Rohit Kansal, the official spokesperson of Jammu Kashmir administration, however, says that there is no reason for people to fear the new land laws, and assured that these laws will bring development and prosperity in the Valley.

"The new land laws will not only afford protection to over 90 percent of the land in Jammu and Kashmir from being alienated to outsiders but will also help revamp the agriculture sector, foster rapid industrialisation, aid economic growth and create jobs," said Kansal.

But Valley-based RTI activist Raja Muzaffar Bhat disagrees with the government's claims.

"The government's claim that 90 percent of the land is protected is a lie," said Muzzafar.

"There are only two types of land in Jammu and Kashmir. We have either agricultural land or forest land, and both cannot be used for industrial or construction purposes," explains Bhat.

But, at the same time, both types of land are already getting used for these purposes, he claims.
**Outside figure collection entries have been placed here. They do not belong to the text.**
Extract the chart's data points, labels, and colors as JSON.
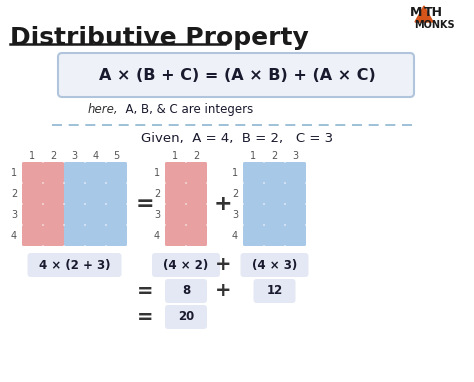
{
  "title": "Distributive Property",
  "formula": "A × (B + C) = (A × B) + (A × C)",
  "here_italic": "here,",
  "here_rest": "  A, B, & C are integers",
  "given_text": "Given,  A = 4,  B = 2,   C = 3",
  "label_left": "4 × (2 + 3)",
  "label_mid": "(4 × 2)",
  "label_right": "(4 × 3)",
  "eq1_left": "8",
  "eq1_right": "12",
  "eq2": "20",
  "pink_color": "#E8A0A0",
  "blue_color": "#A8C8E8",
  "box_bg": "#EEF2F8",
  "label_bg": "#E4E8F4",
  "dashed_color": "#7AAAC8",
  "bg_color": "#FFFFFF",
  "logo_triangle_color": "#D4541A",
  "text_dark": "#1a1a2e",
  "A": 4,
  "B": 2,
  "C": 3
}
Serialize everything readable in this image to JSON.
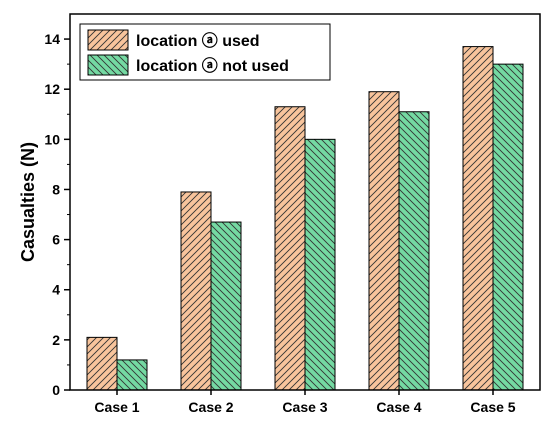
{
  "chart_data": {
    "type": "bar",
    "title": "",
    "xlabel": "",
    "ylabel": "Casualties (N)",
    "categories": [
      "Case 1",
      "Case 2",
      "Case 3",
      "Case 4",
      "Case 5"
    ],
    "series": [
      {
        "name": "location ⓐ used",
        "values": [
          2.1,
          7.9,
          11.3,
          11.9,
          13.7
        ],
        "color": "#f8c49c"
      },
      {
        "name": "location ⓐ not used",
        "values": [
          1.2,
          6.7,
          10.0,
          11.1,
          13.0
        ],
        "color": "#74d9a2"
      }
    ],
    "ylim": [
      0,
      15
    ],
    "yticks": [
      0,
      2,
      4,
      6,
      8,
      10,
      12,
      14
    ],
    "legend_position": "top-left",
    "grid": false
  }
}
Bhat also warns of crises in the Valley as Jammu and Kashmir has the lowest average per family landholding in the country. He believes that the UT administration should go for a sustainable development approach in Kashmir rather than allowing big industries.

"Instead of making laws which would give legal protection to land, they are making laws which will destroy our land," said Bhat.

The UT administration has maintained the concerns of local people will be taken care of, however, Manoj Sinha, Lieutenant Governor, Jammu and Kashmir, said, "Like the rest of the country, we want good industries to come here so that there will be progress, development, and employment."

J&K spokesperson Kansal said that the new land laws have "adequate protection" against alienation of land to outsiders. "A number of protections have been built into the new laws on similar lines as has been enacted in other states such as Himachal Pradesh and Uttarakhand," he said.

According to him, no agricultural land can be transferred to any person from outside the UT of Jammu and Kashmir but can be only sold to an agriculturist from within Jammu and Kashmir. Second, no agricultural land will be used for non-agricultural purposes.

Another worrying part of the new land laws, locals said, is that they allow the army to declare any land as strategic and acquire it.

But Kansal told that Section 3 (of the J&K Development Act on Strategic Areas) has nothing to do with the transfer of any land to the armed forces.

He said, "The transfer, both acquisition and requisitions will continue to be governed by the existing laws and norms on the subject."